If you love starting companies and you have an idea whose time is now, you’ll find a way to start your company. If you don’t need venture capital, hopefully you won’t hear his advice in the first place, or will realize it doesn’t apply to you. Even if you do want VC, if your firm eventually dies but you loved doing it and it helps you do better on your next one, it seems to me you’ve succeeded.
I read other posts at that venture capitalist’s site. The next most recent one he wrote did the same thing — giving “advice” to make his job easier. One by another guy at the same firm did the same thing too.
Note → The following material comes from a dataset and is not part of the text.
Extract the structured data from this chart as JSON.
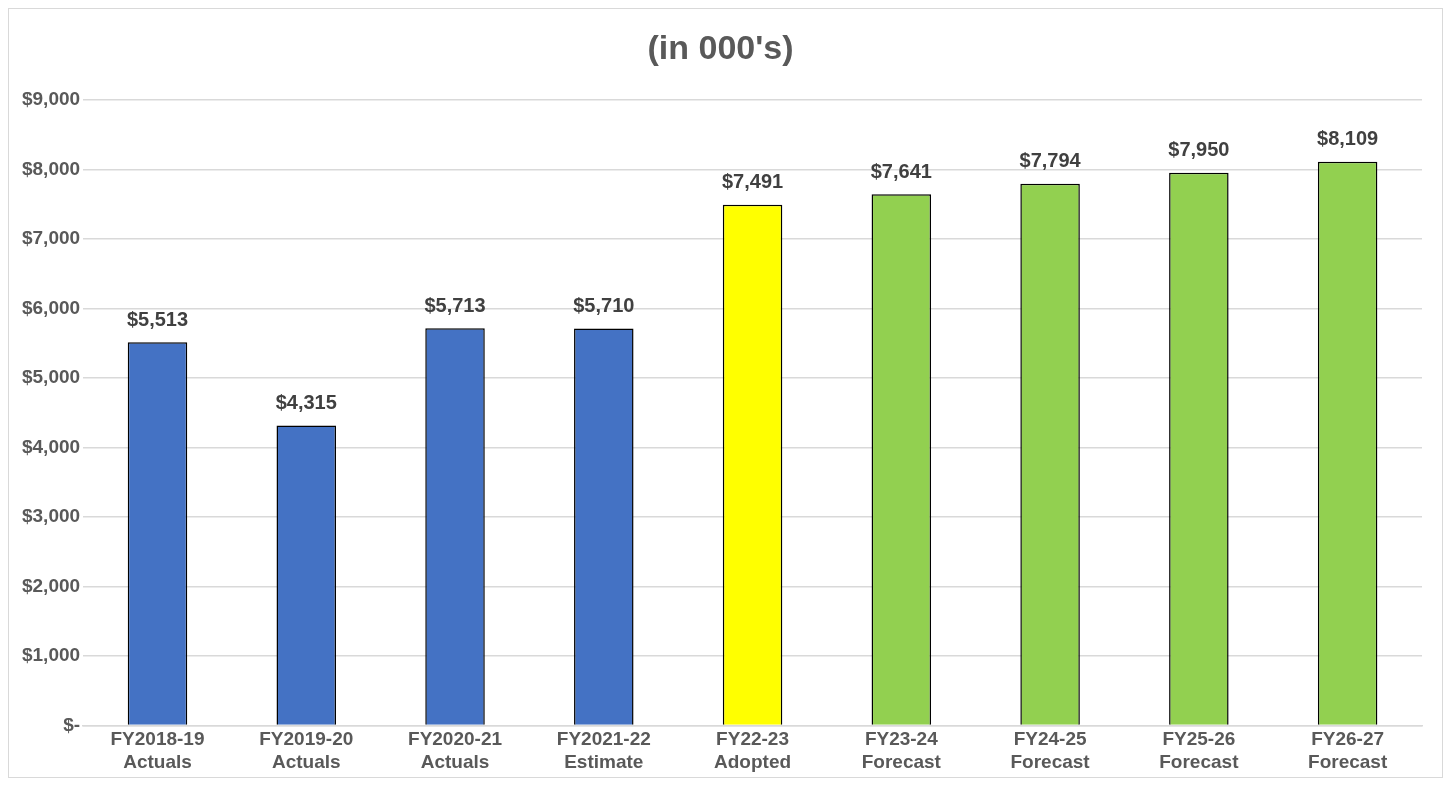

Strangely, both use the phrase “a lot of ink has been spilled over…” They also keep reusing their teammates description of what they are looking for, from a post which ends with the biggest “advice” to make his job easier (also spelling “prove” “proove” in one of the main points): “So to all you who are entrepreneurial equivalent of Tom Brady… the #199 draft pick, not the famous one of today… please give me a call when you start your first company.” Please make my job easier!
There is so much more to starting companies than getting venture capital. I used to live in that bubble, having started my first business in the late 90s, thinking the VC route was the only way to start a company.
I’ve since realized how much more variety there is in starting companies. I wrote recently about how much entrepreneurship I saw on the streets of Vietnam, where the number of businesses per mile on the streets far surpasses what you see on the streets of New York.
I’ve also since realized how much more joy you can create for yourself in starting companies when you do it for the right reasons for yourself — for me, loving what my company does and the people I work with. If you have to jump through a venture capitalist’s hoops, you have to, and, of course, making their job easier will help you and them. But few companies need their funding, and finding ones that make your job easier may help you more, if you start one of them.
As for venture capitalists, by all means, I don’t see any problem with advising entrepreneurs how to make your job easier, especially if it helps make their lives better too, but I wouldn’t imply you’re just helping them. I’d write a post, “How to make my job easier (to help you)” or something like that. But then keep in mind, you’re probably helping them make every investor’s job easier, which lowers your value.
You’ll probably help yourself most by figuring out how to make their jobs easier. How can you help them?